Thursday, June 25, 2009
The back of the book
An uncontrollable smile was what I came to Redding with. Filled with excitement and curiosity to experience life on my own, to grow up, to try and fail, to learn then succeed. A quiet arrogance, that I had Jesus and life figured out, possessed me. I had been entrusted to carry and release His fragrance like these students had never experienced. I was confident, or so I thought, in reality, I was ignorant.

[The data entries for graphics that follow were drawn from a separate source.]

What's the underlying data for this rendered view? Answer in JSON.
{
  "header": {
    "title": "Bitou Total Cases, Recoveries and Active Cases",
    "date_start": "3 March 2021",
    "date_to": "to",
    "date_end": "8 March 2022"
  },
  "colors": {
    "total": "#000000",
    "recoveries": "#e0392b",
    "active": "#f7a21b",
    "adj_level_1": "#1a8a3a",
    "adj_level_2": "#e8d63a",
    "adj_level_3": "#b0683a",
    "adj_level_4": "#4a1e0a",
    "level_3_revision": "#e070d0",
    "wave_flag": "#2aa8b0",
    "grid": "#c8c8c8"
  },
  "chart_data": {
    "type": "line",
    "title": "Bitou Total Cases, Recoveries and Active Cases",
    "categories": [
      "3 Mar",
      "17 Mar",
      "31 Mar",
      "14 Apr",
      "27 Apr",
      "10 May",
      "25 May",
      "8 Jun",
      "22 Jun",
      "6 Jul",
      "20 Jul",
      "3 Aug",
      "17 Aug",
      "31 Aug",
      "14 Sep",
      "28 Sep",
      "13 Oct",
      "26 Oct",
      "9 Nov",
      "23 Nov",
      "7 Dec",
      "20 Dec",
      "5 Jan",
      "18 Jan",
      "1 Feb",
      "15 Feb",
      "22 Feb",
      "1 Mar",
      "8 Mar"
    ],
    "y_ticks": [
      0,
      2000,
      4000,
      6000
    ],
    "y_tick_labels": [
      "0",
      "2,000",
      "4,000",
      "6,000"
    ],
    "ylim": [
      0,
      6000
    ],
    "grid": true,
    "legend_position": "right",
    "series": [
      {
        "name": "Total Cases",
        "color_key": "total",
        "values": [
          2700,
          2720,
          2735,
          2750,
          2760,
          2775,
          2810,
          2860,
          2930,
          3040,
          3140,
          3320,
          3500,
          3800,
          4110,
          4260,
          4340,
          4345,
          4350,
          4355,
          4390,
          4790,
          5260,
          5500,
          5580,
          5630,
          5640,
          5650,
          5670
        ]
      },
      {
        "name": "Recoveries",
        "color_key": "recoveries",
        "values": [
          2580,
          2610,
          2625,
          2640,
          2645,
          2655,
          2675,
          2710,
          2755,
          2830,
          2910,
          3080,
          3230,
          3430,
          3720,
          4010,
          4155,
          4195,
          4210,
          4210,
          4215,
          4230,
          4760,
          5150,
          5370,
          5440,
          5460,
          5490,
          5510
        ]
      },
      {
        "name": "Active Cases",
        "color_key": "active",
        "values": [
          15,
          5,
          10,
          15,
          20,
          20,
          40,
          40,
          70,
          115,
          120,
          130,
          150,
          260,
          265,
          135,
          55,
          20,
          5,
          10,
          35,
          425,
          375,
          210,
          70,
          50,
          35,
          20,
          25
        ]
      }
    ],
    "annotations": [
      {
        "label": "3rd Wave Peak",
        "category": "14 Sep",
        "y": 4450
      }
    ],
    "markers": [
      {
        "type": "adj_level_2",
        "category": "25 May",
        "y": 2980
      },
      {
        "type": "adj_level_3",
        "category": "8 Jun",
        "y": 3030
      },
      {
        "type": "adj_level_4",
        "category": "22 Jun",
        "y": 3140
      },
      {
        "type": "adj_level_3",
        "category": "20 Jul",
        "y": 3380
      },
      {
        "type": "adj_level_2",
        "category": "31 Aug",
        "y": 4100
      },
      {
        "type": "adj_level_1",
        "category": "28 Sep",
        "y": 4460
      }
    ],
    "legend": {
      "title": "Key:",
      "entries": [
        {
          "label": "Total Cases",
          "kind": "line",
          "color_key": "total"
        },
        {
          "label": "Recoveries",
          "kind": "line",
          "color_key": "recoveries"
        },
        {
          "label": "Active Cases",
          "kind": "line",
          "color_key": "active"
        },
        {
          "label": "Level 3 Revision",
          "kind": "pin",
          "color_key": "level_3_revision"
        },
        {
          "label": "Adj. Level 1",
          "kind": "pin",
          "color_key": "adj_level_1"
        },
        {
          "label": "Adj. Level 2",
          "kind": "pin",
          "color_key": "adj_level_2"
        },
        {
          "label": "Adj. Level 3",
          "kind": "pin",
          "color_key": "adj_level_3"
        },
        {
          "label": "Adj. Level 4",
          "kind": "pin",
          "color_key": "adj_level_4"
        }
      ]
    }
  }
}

A frustrating year of not seeing a movement rise like I had seen in my dreams. A summer followed of heartache and betrayal. The plug was pulled on my emotions, my confidence, my identity was swallowed. The only thing I needed was to return to the haven that I loved, a place where I could be free again, but the return was different. The unscathed smile was forgotten. A hollow shell of what first came one year before was all that remained.
Stripped of knowledge, emotion, confidence, I forgot how to be loved, I forgot how to be happy, I had forgotten how to be sad, I forgot how to feel, I forgot who I was. Dreams were shattered, I was unsure of what it meant to be Andrew, and I hear these words "the fastest way to stop the hurting, is to stop feeling" - shutting it all down to avoid the painful. It was time to rebuild.
Round three, a summer spent with cautioned guard, unwilling to repeat the previous story. A reformation ensued; becoming stronger; rediscovering value. Hours pass searching with my eyes closed and face buried in the ground. Direction is what I wanted, identity is what I found. Posing questions of where and what, getting answers of who. Sifting through and burning away fear and pain to find the authenticity in the person who makes me.
The possessing false confidence that lacked humility had been broken and replaced. Poise in who He is, assurance in the numbered steps, humility to face who I am not, loved for who I am, and the pursuit of the realization as the man He and I dreamed about.
I am Andrew Paul Hogg.
Arizona I hope you are ready.
I am back.
Saturday, June 6, 2009
Conversations
I’m finding the simplest way to diverting my focus in prayer is turning my awareness from Him towards myself. It is to keep myself watching my own mind and trying to produce feelings in respect to the prayer in which I’m praying. When I am expressing repentance and walking into forgiveness, to start manufacturing feelings for myself of forgiveness. When praying for boldness, to discredit my prayer unless I can produce some kind of courageous feeling to hold the coattails of my prayers. It is an attempt to assess the value of my prayer based on the intensity of emotional response I feel post-prayer; never considering how the internal feelings related are subject to my current physical state or whether or not I am tired, sick, or well.
What is the object in which I am directing my thoughts and concerns, my requests and needs, my hopes and my dreams? It is a composition of genuine and ridiculous invalid ingredients. It is the influence of culture, people, scripture, experience, my own person, and unknowingly long list. What would it look like, how would my intimacy shape if I could consciously order my prayers as not what I think He is but as what He knows himself to be?
I want to set aside all my thoughts and images, or at least, fully recognize their natural subjectivity and completely develop confidence in the external, invisible Presence with me in the room.
I want to find this unaffected nakedness in prayer.